Pesquisa realizada pela Sociedade Brasileira de Endometriose e
Ginecologia Minimamente Invasiva (SBE) com 5.000 mulheres acima de 18
anos em todo o País aponta que a maioria (55%) não sabe o que é endometriose. E mais, 66% das entrevistadas não conseguiram identificar a quais sintomas a doença está associada.
Para os especialistas, o cenário é preocupante uma vez que a
patologia acomete 6 milhões de brasileiras em idade reprodutiva, sendo
que 50% delas podem ficar inférteis. Além disso, o ginecologista Dr.
Maurício Abrão, presidente da SBE, ressalta que a doença também piora a
qualidade de vida da paciente.
— Em decorrência das dores intensas na região pélvica (parte inferior
do abdômen), é comum as mulheres se afastarem de suas atividades
rotineiras. Inclusive, a pesquisa mostrou que essas pacientes sofrem uma
perda 38% maior da produtividade no trabalho do que aquelas sem a
doença.
Tratar a endometriose possibilita a gravidez, avisa médico
Além do pesadelo das cólicas menstruais e do risco de não poder ter
filhos, o médico cita entre os principais sintomas “dor durante as
relações sexuais e sangramento menstrual intenso e irregular”.
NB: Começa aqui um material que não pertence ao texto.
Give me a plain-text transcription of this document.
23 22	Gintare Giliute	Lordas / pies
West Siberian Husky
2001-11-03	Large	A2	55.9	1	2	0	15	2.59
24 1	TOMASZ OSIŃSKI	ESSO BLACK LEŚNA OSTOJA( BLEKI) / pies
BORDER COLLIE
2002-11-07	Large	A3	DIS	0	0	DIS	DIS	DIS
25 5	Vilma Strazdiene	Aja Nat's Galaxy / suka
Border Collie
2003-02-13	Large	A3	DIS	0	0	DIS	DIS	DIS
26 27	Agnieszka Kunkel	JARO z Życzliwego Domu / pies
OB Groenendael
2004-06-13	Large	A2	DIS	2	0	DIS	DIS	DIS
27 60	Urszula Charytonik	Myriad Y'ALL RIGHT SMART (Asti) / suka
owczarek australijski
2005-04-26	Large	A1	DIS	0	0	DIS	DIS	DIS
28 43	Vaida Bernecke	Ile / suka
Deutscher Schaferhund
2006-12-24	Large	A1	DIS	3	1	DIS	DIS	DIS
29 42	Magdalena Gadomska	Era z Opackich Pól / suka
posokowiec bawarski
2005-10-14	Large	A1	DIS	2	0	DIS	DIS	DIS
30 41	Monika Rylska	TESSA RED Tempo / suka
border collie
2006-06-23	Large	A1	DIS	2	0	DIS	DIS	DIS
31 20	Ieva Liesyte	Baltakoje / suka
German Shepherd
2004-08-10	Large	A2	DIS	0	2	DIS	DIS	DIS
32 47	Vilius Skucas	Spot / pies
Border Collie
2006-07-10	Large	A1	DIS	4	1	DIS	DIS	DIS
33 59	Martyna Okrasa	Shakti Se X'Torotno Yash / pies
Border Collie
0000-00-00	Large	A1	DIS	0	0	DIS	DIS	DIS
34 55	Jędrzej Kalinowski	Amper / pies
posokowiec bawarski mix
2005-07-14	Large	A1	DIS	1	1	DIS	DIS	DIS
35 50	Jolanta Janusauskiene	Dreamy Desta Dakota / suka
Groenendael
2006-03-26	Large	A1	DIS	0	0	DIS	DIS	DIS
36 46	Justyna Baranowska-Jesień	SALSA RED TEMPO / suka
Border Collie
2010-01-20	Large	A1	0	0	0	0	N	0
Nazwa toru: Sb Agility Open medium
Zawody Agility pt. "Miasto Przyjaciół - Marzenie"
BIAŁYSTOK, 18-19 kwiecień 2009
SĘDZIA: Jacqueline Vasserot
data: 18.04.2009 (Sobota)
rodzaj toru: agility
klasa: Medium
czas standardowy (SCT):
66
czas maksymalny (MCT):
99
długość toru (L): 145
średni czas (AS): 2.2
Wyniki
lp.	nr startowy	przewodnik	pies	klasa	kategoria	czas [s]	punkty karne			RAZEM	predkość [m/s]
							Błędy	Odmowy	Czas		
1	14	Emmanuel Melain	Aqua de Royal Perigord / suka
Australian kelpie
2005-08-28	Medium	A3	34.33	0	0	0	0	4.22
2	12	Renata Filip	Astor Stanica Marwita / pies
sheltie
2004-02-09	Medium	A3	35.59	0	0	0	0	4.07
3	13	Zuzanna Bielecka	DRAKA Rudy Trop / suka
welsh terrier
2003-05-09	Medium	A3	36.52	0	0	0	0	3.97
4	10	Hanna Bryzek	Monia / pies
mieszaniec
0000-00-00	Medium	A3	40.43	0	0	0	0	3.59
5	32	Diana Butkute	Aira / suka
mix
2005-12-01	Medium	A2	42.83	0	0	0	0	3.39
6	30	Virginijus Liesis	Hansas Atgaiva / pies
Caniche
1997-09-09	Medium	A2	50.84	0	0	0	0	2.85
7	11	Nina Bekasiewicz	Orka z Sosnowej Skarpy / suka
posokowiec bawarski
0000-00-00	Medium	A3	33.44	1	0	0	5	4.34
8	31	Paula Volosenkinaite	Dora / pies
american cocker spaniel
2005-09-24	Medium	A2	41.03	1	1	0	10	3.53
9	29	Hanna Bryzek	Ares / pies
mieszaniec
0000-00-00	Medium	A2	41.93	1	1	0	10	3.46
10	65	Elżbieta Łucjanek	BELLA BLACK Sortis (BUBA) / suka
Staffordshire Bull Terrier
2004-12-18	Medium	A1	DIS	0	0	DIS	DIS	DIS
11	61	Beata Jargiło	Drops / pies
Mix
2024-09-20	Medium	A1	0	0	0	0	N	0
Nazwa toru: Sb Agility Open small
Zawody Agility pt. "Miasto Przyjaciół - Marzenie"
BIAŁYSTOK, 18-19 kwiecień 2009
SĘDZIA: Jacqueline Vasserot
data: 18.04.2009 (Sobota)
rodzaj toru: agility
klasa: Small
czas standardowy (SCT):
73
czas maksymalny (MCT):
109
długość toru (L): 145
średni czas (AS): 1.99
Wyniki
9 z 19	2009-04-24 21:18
Exatamente por isso, as mulheres costumam evitar o sexo, deixam de lado a
prática de exercício físico, abrem mão do lazer e ainda podem
desencadear problemas psicossociais, frustração e isolamento.
— Infelizmente a falta de informação atrasa o diagnóstico, que
costuma acontecer por volta dos 30 anos. No entanto, entre 40% e 50% das
adolescentes que têm cólicas podem estar convivendo com a endometriose.
Segundo o médico, a média entre o começo dos sintomas e a confirmação da doença é de sete anos.
Entenda a doença
A endometriose é uma doença caracterizada pela presença do endométrio
— tecido que reveste o interior do útero e onde o embrião se fixa para
fecundar — em outros órgãos, como ovários, intestino, trompas e bexiga.
Embora sua causa ainda seja desconhecida, os médicos alertam que o
risco é aumentado quando mãe ou irmã apresentam a patologia. Além disso,
a endometriose pode aparecer desde a primeira menstruação até a última,
quando geralmente a doença regride espontaneamente.
Apesar de ser uma condição clínica que mereça atenção especial, o Dr.
Carlos Alberto Petta, vice-presidente da SBE e professor de Ginecologia
da Unicamp (Universidade Estadual de Campinas), descarta a
possibilidade de ser considerado um pré-câncer.
— Isso é um mito. A doença pode realmente evoluir para o câncer, mas o risco é mínimo, entre 0,5% e 1%.